Prairie Wood Steamboats

By: Brynn Hastings

The History Of Steamboats

Before trains, cars, trucks and airplanes existed, rivers were used for travel. They carried people and goods from one place to another. River travel was often slow because speed of travel depended on the river current. That all changed with the introduction of steam powered boats in the late 1700's and early 1800's. Steam-powered boats could travel at a speed of up to five miles per hour. They soon changed all river travel and trade, and dominated the waterways.

Advanteges of having a Prairie Wood Steamboat

In the 1800's Steamboats were used to carry goods, like supplies and food. They were faster than any other boat to get things across the ocean. Today, they have the same purpose except can be used as transportation for people, cars, equipment and much more. Steamboats are very useful and very dependable.

Disadvantages of steamboats

Steam propulsion is highly dangerous, and the early steam engines could be a problem. To power a steam engine, you must produce heat to boil water and make steam. You must then pressurize the steam. It is the pressure, trapped in boilers, that creates the power to drive a piston and subsequently a wheel. Engineers had to estimate how much pressure boilers could withstand. They didn't always estimate correctly, and explosions were common.

who Created the Steamboat

The first successful steamboat was the Clermont, which was built by American inventor Robert Fulton in 1807. John Fitch built four more steamboats, but they were expensive to build and to operate. Because they were so expensive, his steamboats were unsuccessful.

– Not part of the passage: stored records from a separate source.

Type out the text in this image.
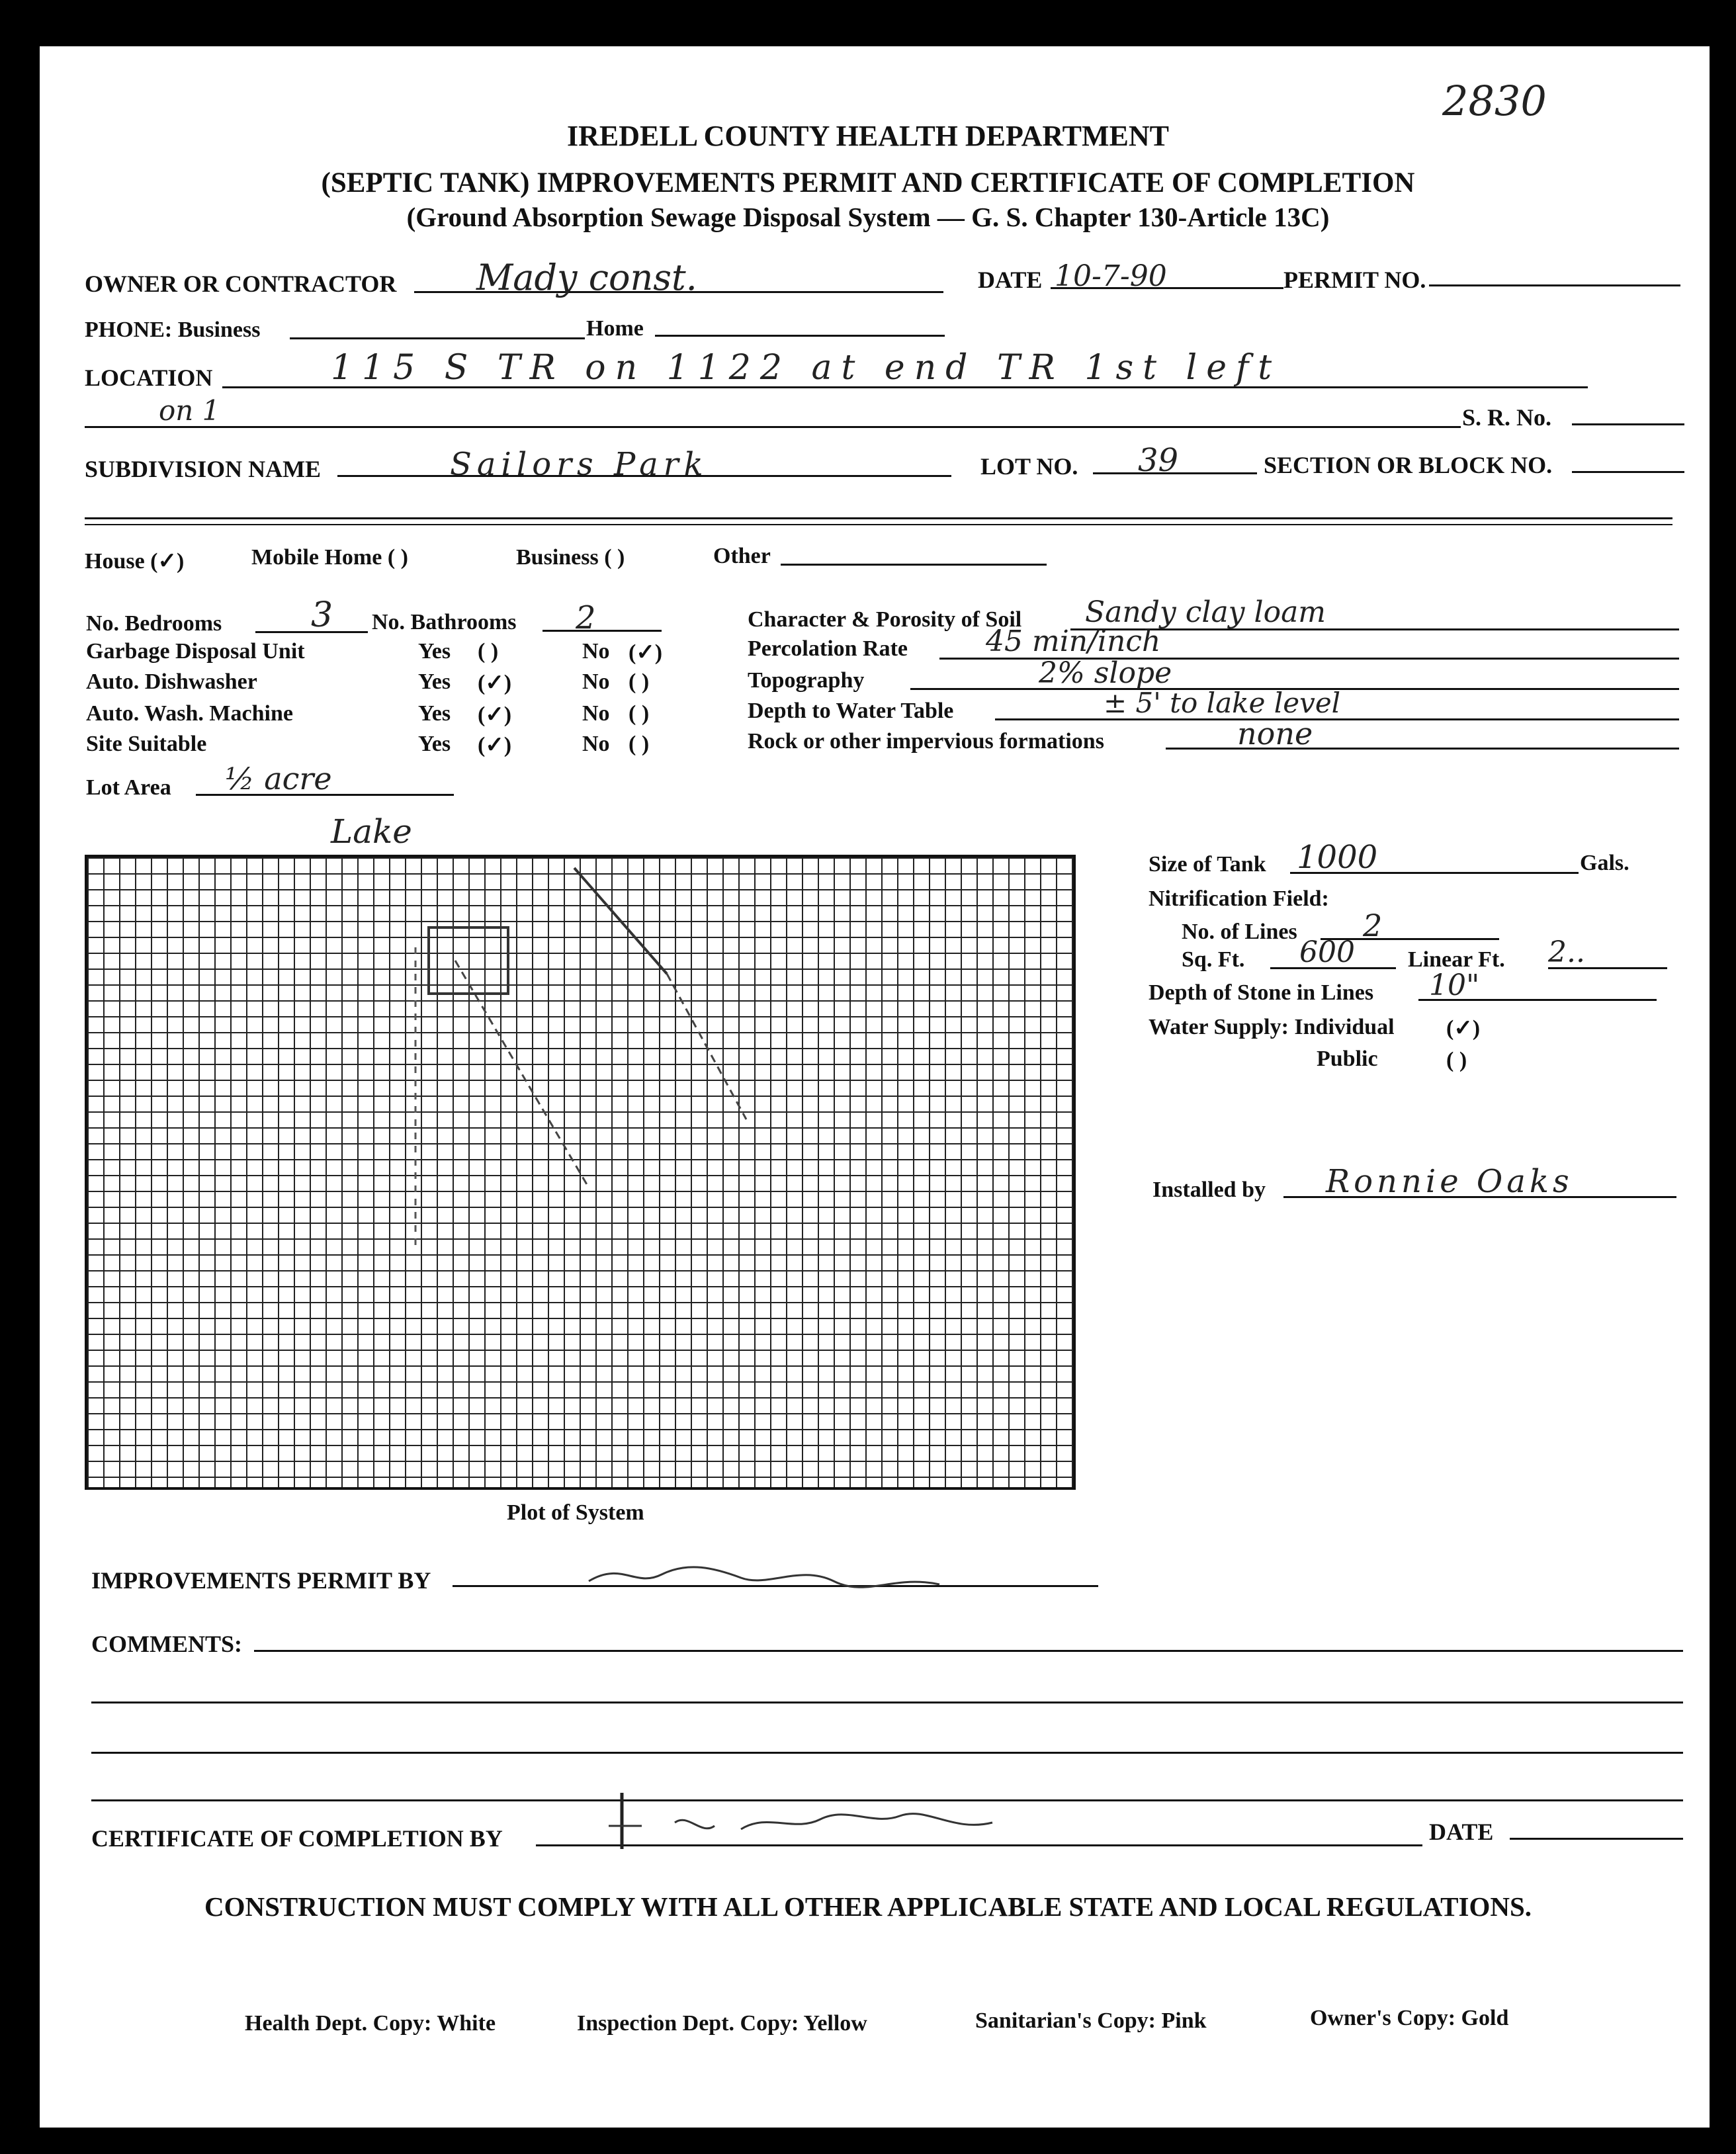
2830
IREDELL COUNTY HEALTH DEPARTMENT
(SEPTIC TANK) IMPROVEMENTS PERMIT AND CERTIFICATE OF COMPLETION
(Ground Absorption Sewage Disposal System — G. S. Chapter 130-Article 13C)
OWNER OR CONTRACTOR Mady const.	DATE 10-7-90	PERMIT NO.
PHONE: Business	Home
LOCATION	115 S TR on 1122 at end TR 1st left
on 1	S. R. No.
SUBDIVISION NAME	Sailors Park	LOT NO. 39	SECTION OR BLOCK NO.
House (✓)	Mobile Home ( )	Business ( )	Other
No. Bedrooms	3 No. Bathrooms 2
Garbage Disposal Unit	Yes ( )	No (✓)
Auto. Dishwasher	Yes (✓)	No ( )
Auto. Wash. Machine	Yes (✓)	No ( )
Site Suitable	Yes (✓)	No ( )
Lot Area ½ acre
Character & Porosity of Soil Sandy clay loam
Percolation Rate	45 min/inch
Topography	2% slope
Depth to Water Table	± 5' to lake level
Rock or other impervious formations	none
Lake
Plot of System
Size of Tank 1000	Gals.
Nitrification Field:
No. of Lines 2
Sq. Ft. 600 Linear Ft. 2..
Depth of Stone in Lines 10"
Water Supply: Individual (✓)
Public	( )
Installed by Ronnie Oaks
IMPROVEMENTS PERMIT BY
COMMENTS:
CERTIFICATE OF COMPLETION BY	DATE
CONSTRUCTION MUST COMPLY WITH ALL OTHER APPLICABLE STATE AND LOCAL REGULATIONS.
Health Dept. Copy: White	Inspection Dept. Copy: Yellow	Sanitarian's Copy: Pink	Owner's Copy: Gold
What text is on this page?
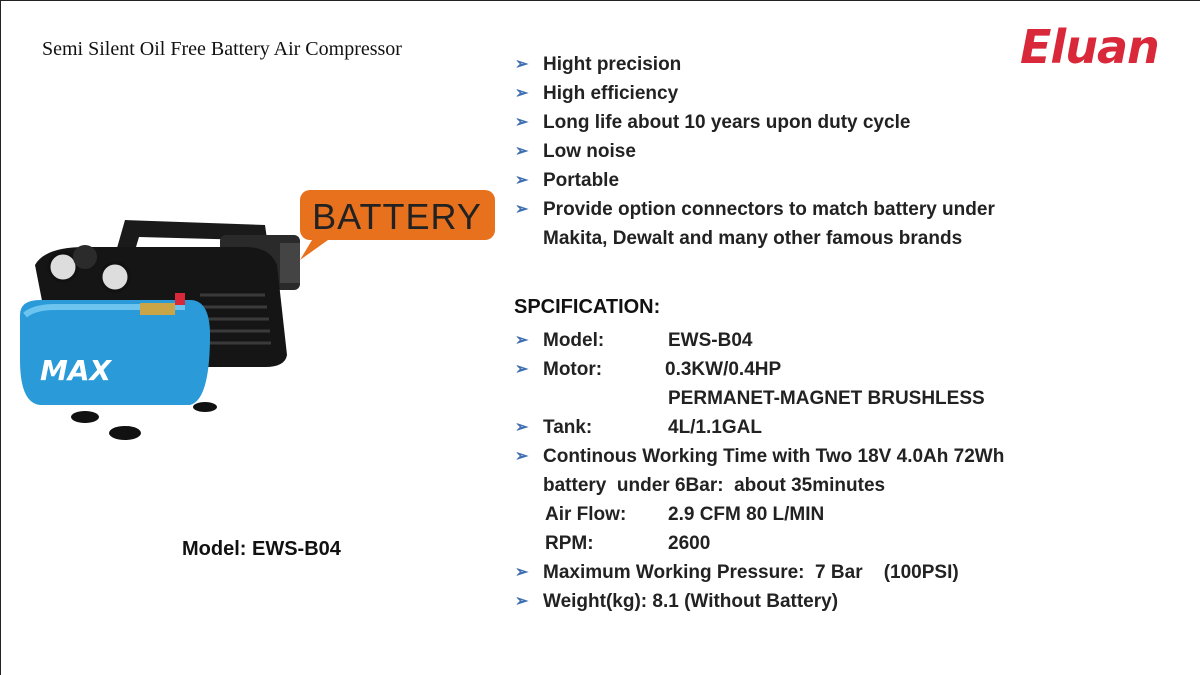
Semi Silent Oil Free Battery Air Compressor	Eluan
BATTERY
MAX
➢ Hight precision
➢ High efficiency
➢ Long life about 10 years upon duty cycle
➢ Low noise
➢ Portable
➢ Provide option connectors to match battery under
Makita, Dewalt and many other famous brands
SPCIFICATION:
➢ Model:	EWS-B04
➢ Motor:	0.3KW/0.4HP
PERMANET-MAGNET BRUSHLESS
➢ Tank:	4L/1.1GAL
➢ Continous Working Time with Two 18V 4.0Ah 72Wh
battery  under 6Bar:  about 35minutes
Air Flow:	2.9 CFM 80 L/MIN
RPM:	2600
➢ Maximum Working Pressure:  7 Bar    (100PSI)
➢ Weight(kg): 8.1 (Without Battery)
Model: EWS-B04
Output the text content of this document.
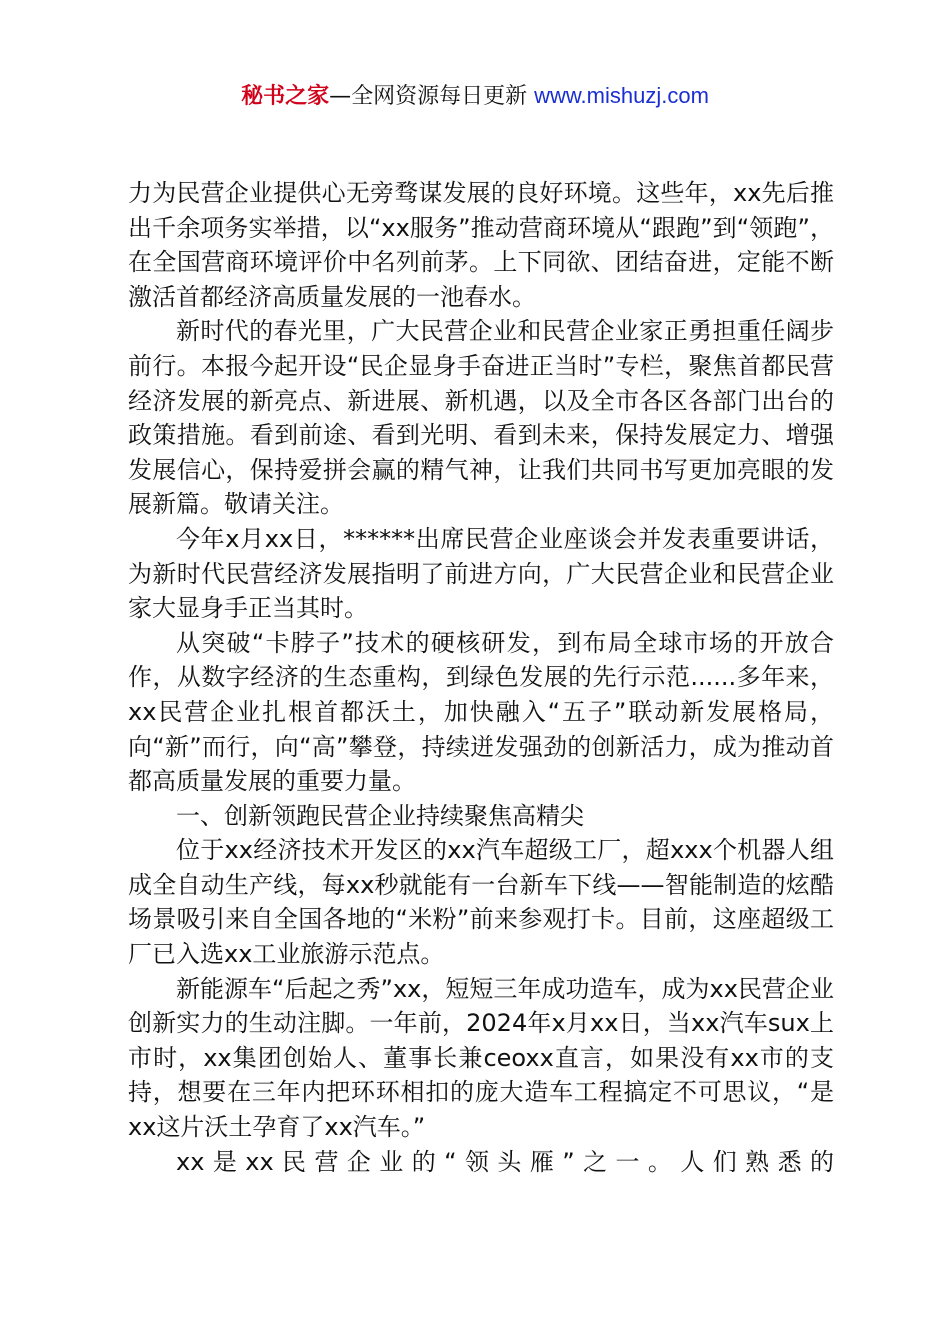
秘书之家—全网资源每日更新 www.mishuzj.com

力为民营企业提供心无旁骛谋发展的良好环境。这些年，xx先后推出千余项务实举措，以“xx服务”推动营商环境从“跟跑”到“领跑”，在全国营商环境评价中名列前茅。上下同欲、团结奋进，定能不断激活首都经济高质量发展的一池春水。

新时代的春光里，广大民营企业和民营企业家正勇担重任阔步前行。本报今起开设“民企显身手奋进正当时”专栏，聚焦首都民营经济发展的新亮点、新进展、新机遇，以及全市各区各部门出台的政策措施。看到前途、看到光明、看到未来，保持发展定力、增强发展信心，保持爱拼会赢的精气神，让我们共同书写更加亮眼的发展新篇。敬请关注。

今年x月xx日，******出席民营企业座谈会并发表重要讲话，为新时代民营经济发展指明了前进方向，广大民营企业和民营企业家大显身手正当其时。

从突破“卡脖子”技术的硬核研发，到布局全球市场的开放合作，从数字经济的生态重构，到绿色发展的先行示范......多年来，xx民营企业扎根首都沃土，加快融入“五子”联动新发展格局，向“新”而行，向“高”攀登，持续迸发强劲的创新活力，成为推动首都高质量发展的重要力量。

一、创新领跑民营企业持续聚焦高精尖

位于xx经济技术开发区的xx汽车超级工厂，超xxx个机器人组成全自动生产线，每xx秒就能有一台新车下线——智能制造的炫酷场景吸引来自全国各地的“米粉”前来参观打卡。目前，这座超级工厂已入选xx工业旅游示范点。

新能源车“后起之秀”xx，短短三年成功造车，成为xx民营企业创新实力的生动注脚。一年前，2024年x月xx日，当xx汽车sux上市时，xx集团创始人、董事长兼ceoxx直言，如果没有xx市的支持，想要在三年内把环环相扣的庞大造车工程搞定不可思议，“是xx这片沃土孕育了xx汽车。”

xx是xx民营企业的“领头雁”之一。人们熟悉的
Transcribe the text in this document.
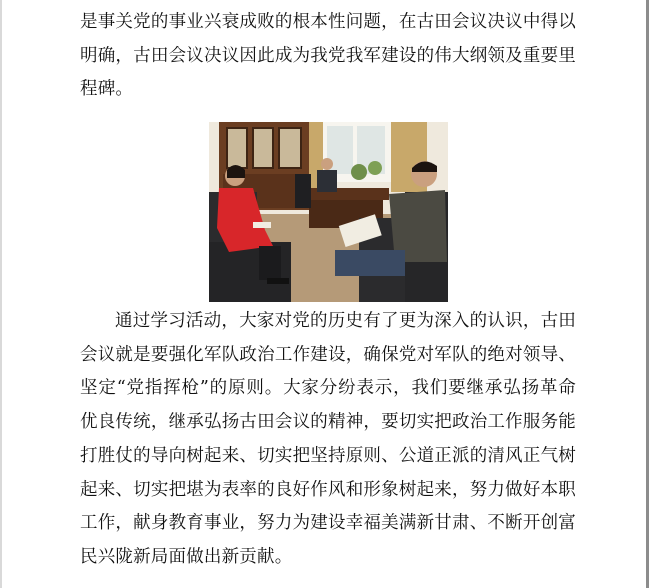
是事关党的事业兴衰成败的根本性问题，在古田会议决议中得以明确，古田会议决议因此成为我党我军建设的伟大纲领及重要里程碑。

通过学习活动，大家对党的历史有了更为深入的认识，古田会议就是要强化军队政治工作建设，确保党对军队的绝对领导、坚定“党指挥枪”的原则。大家分纷表示，我们要继承弘扬革命优良传统，继承弘扬古田会议的精神，要切实把政治工作服务能打胜仗的导向树起来、切实把坚持原则、公道正派的清风正气树起来、切实把堪为表率的良好作风和形象树起来，努力做好本职工作，献身教育事业，努力为建设幸福美满新甘肃、不断开创富民兴陇新局面做出新贡献。
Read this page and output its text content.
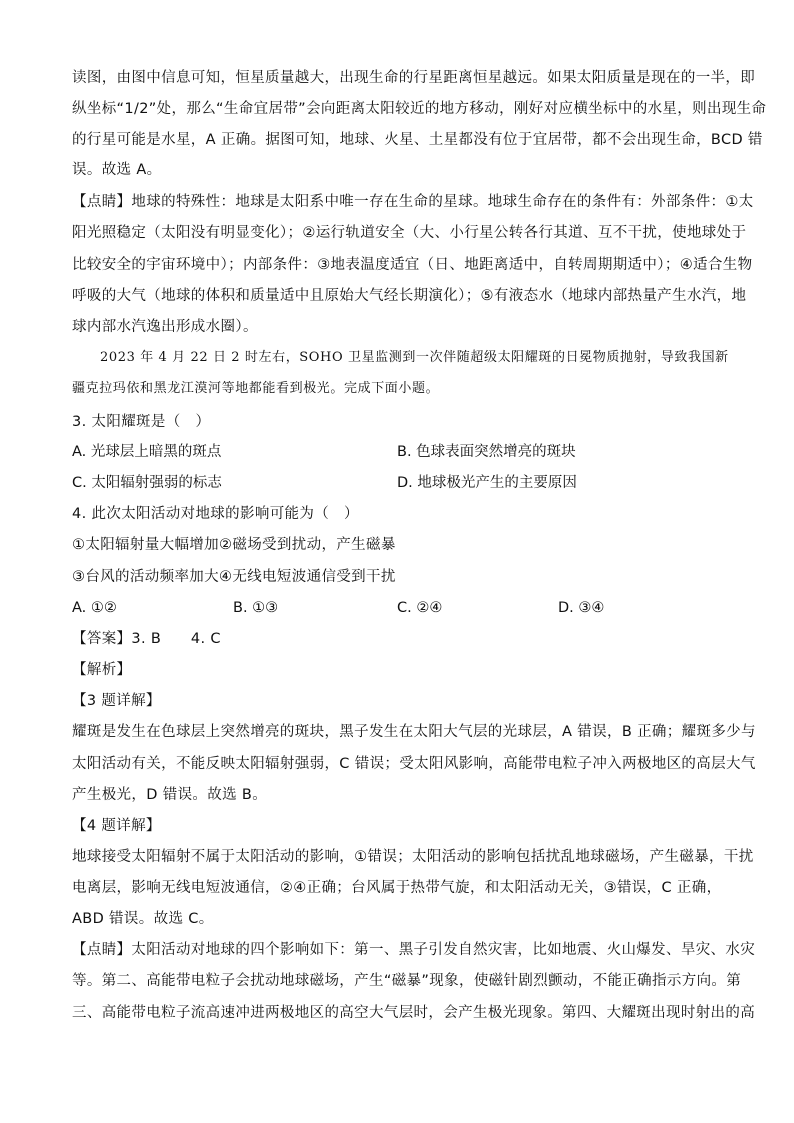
读图，由图中信息可知，恒星质量越大，出现生命的行星距离恒星越远。如果太阳质量是现在的一半，即
纵坐标“1/2”处，那么“生命宜居带”会向距离太阳较近的地方移动，刚好对应横坐标中的水星，则出现生命
的行星可能是水星，A 正确。据图可知，地球、火星、土星都没有位于宜居带，都不会出现生命，BCD 错
误。故选 A。
【点睛】地球的特殊性：地球是太阳系中唯一存在生命的星球。地球生命存在的条件有：外部条件：①太
阳光照稳定（太阳没有明显变化）；②运行轨道安全（大、小行星公转各行其道、互不干扰，使地球处于
比较安全的宇宙环境中）；内部条件：③地表温度适宜（日、地距离适中，自转周期期适中）；④适合生物
呼吸的大气（地球的体积和质量适中且原始大气经长期演化）；⑤有液态水（地球内部热量产生水汽，地
球内部水汽逸出形成水圈）。
2023 年 4 月 22 日 2 时左右，SOHO 卫星监测到一次伴随超级太阳耀斑的日冕物质抛射，导致我国新
疆克拉玛依和黑龙江漠河等地都能看到极光。完成下面小题。
3. 太阳耀斑是（　）
A. 光球层上暗黑的斑点	B. 色球表面突然增亮的斑块
C. 太阳辐射强弱的标志	D. 地球极光产生的主要原因
4. 此次太阳活动对地球的影响可能为（　）
①太阳辐射量大幅增加②磁场受到扰动，产生磁暴
③台风的活动频率加大④无线电短波通信受到干扰
A. ①②	B. ①③	C. ②④	D. ③④
【答案】3. B　　4. C
【解析】
【3 题详解】
耀斑是发生在色球层上突然增亮的斑块，黑子发生在太阳大气层的光球层，A 错误，B 正确；耀斑多少与
太阳活动有关，不能反映太阳辐射强弱，C 错误；受太阳风影响，高能带电粒子冲入两极地区的高层大气
产生极光，D 错误。故选 B。
【4 题详解】
地球接受太阳辐射不属于太阳活动的影响，①错误；太阳活动的影响包括扰乱地球磁场，产生磁暴，干扰
电离层，影响无线电短波通信，②④正确；台风属于热带气旋，和太阳活动无关，③错误，C 正确，
ABD 错误。故选 C。
【点睛】太阳活动对地球的四个影响如下：第一、黑子引发自然灾害，比如地震、火山爆发、旱灾、水灾
等。第二、高能带电粒子会扰动地球磁场，产生“磁暴”现象，使磁针剧烈颤动，不能正确指示方向。第
三、高能带电粒子流高速冲进两极地区的高空大气层时，会产生极光现象。第四、大耀斑出现时射出的高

The Impact of the Steamboat

Before the invention of the steamboat, river travel was typically one way. Boats could easily travel with the current of the river, but any travel in the opposite direction had to be done on land. Steamboats changed this, allowing boats to easily travel against strong currents and increasing the speed of upriver transportation.The increased power afforded by a steam engine allowed steamboats to carry more cargo. This allowed operators to increase their profits from shipping, more goods, and passengers, and it also allowed the development of armored warships. Union steamboats proved valuable for securing the Mississippi River and other major waterways.